A kind of method of optimum management cluster state Download PDF

Info

Publication number
CN103905250B
CN103905250B CN201410106962.5A CN201410106962A CN103905250B CN 103905250 B CN103905250 B CN 103905250B CN 201410106962 A CN201410106962 A CN 201410106962A CN 103905250 B CN103905250 B CN 103905250B
Authority
CN
China
Prior art keywords
cluster
status
state
resource
group
Prior art date
Legal status (The legal status is an assumption and is not a legal conclusion. Google has not performed a legal analysis and makes no representation as to the accuracy of the status listed.)
Active
Application number
CN201410106962.5A
Other languages
Chinese (zh)
Other versions
CN103905250A (en
Inventor
孟宪伟
周博
王倩
Current Assignee (The listed assignees may be inaccurate. Google has not performed a legal analysis and makes no representation or warranty as to the accuracy of the list.)
Inspur Cloud Information Technology Co Ltd
Original Assignee
Inspur Electronic Information Industry Co Ltd
Priority date (The priority date is an assumption and is not a legal conclusion. Google has not performed a legal analysis and makes no representation as to the accuracy of the date listed.)
Filing date
Publication date
Application filed by Inspur Electronic Information Industry Co Ltd filed Critical Inspur Electronic Information Industry Co Ltd
Priority to CN201410106962.5A priority Critical patent/CN103905250B/en
Publication of CN103905250A publication Critical patent/CN103905250A/en
Application granted granted Critical
Publication of CN103905250B publication Critical patent/CN103905250B/en
Active legal-status Critical Current
Anticipated expiration legal-status Critical

Links

Landscapes

  • Data Exchanges In Wide-Area Networks (AREA)

Abstract

本发明提供一种优化管理集群状态的方法,该方法适用于大规模高可用集群的状态管理,涉及集群状态,组状态和资源状态,特别是针对带宽和响应时间要求较高的环境。只保留资源状态更新逻辑,取消组状态更新及集群状态更新函数,组状态和集群状态设置完全包含在资源状态更新逻辑中,同时取消了集群IP的限制,优化了集群处理逻辑。

The invention provides a method for optimizing and managing the cluster state, which is applicable to the state management of large-scale high-availability clusters, involves cluster state, group state and resource state, and is especially aimed at environments with high bandwidth and response time requirements. Only the resource status update logic is reserved, and the group status update and cluster status update functions are cancelled.

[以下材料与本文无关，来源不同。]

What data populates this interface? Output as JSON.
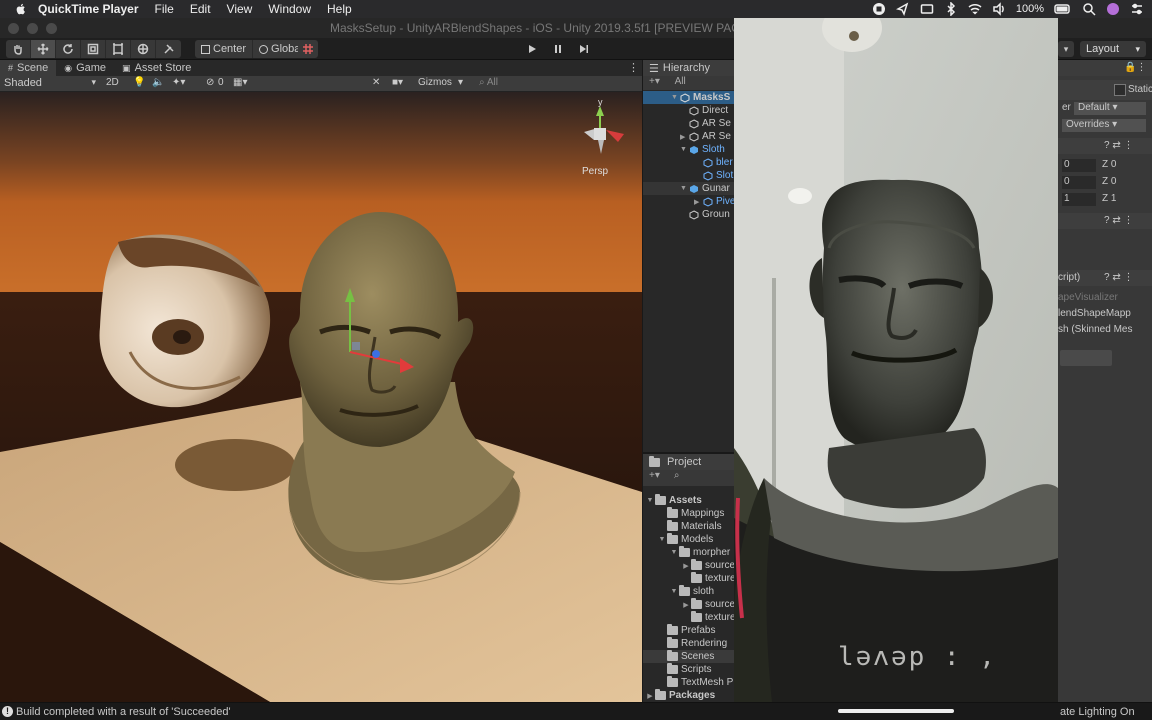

The group status and cluster status settings are completely included in the resource status update logic. At the same time, the cluster IP restriction is canceled, and the cluster processing logic is optimized.

Description

一种优化管理集群状态的方法A Method for Optimally Managing Cluster State

技术领域technical field

本发明涉及计算机领域,尤其涉及高可用集群管理,具体地说是一种优化管理集群状态的方法。The invention relates to the computer field, in particular to high-availability cluster management, in particular to a method for optimizing and managing the cluster state.

背景技术Background technique

在高可用集群管理中,状态管理是很重要的,因为它是一切活动的触发条件和最终处理,集群是否能够保持高可用性,很大程度上取决于状态管理的正确性和及时性。而在正常的集群活动中,无论是启停集群还是启停组或资源,都会触发很多的资源,组和集群的状态更新,经常接触高可用集群的人会发现,此时状态更新占去了大部分带宽,甚至会拖延到正常的集群活动。在集群有异常发生的时候,集群的状态更新同样会影响到集群对于异常的处理速度。In high-availability cluster management, state management is very important, because it is the trigger condition and final processing of all activities. Whether the cluster can maintain high availability largely depends on the correctness and timeliness of state management. In normal cluster activities, whether it is starting and stopping the cluster or starting and stopping the group or resources, it will trigger a lot of resource, group and cluster status updates. People who often contact high-availability clusters will find that status updates take up Most of the bandwidth will be stalled even to normal cluster activity. When an exception occurs in the cluster, the status update of the cluster will also affect the processing speed of the cluster for the exception.

因此,如何能够有效地减少集群状态更新对于高可用集群管理就显得格外重要。另外原有的集群管理中一般都会为了标记主节点,而单独设立一个集群IP,这即对于一些状态管理有所障碍,对于用户也会造成一定的困扰,因为在大部分应用场景中,由于处于内网环境中,因此IP都为非常宝贵的资源,如果能去掉集群IP的要求,便节省了IP资源。Therefore, how to effectively reduce cluster status updates is particularly important for high-availability cluster management. In addition, in the original cluster management, a separate cluster IP is generally set up in order to mark the master node, which hinders some status management and causes certain troubles for users, because in most application scenarios, due to In the intranet environment, IP is a very precious resource. If the requirement of cluster IP can be removed, IP resources will be saved.

发明内容Contents of the invention

本发明使用一种优化的集群资源管理方法,提高集群管理效率,减少了带宽消耗,并且清晰了状态管理逻辑。该方法主要包括以下几个方面:The invention uses an optimized cluster resource management method, improves cluster management efficiency, reduces bandwidth consumption, and clarifies state management logic. This method mainly includes the following aspects:

(1) 集群状态结构(1) Cluster state structure

集群状态结构和现有高可用集群状态管理逻辑相同,存在一个集群状态值和两个状态列表,分别为组状态列表和资源状态列表。The cluster state structure is the same as the existing high-availability cluster state management logic. There is a cluster state value and two state lists, namely the group state list and the resource state list.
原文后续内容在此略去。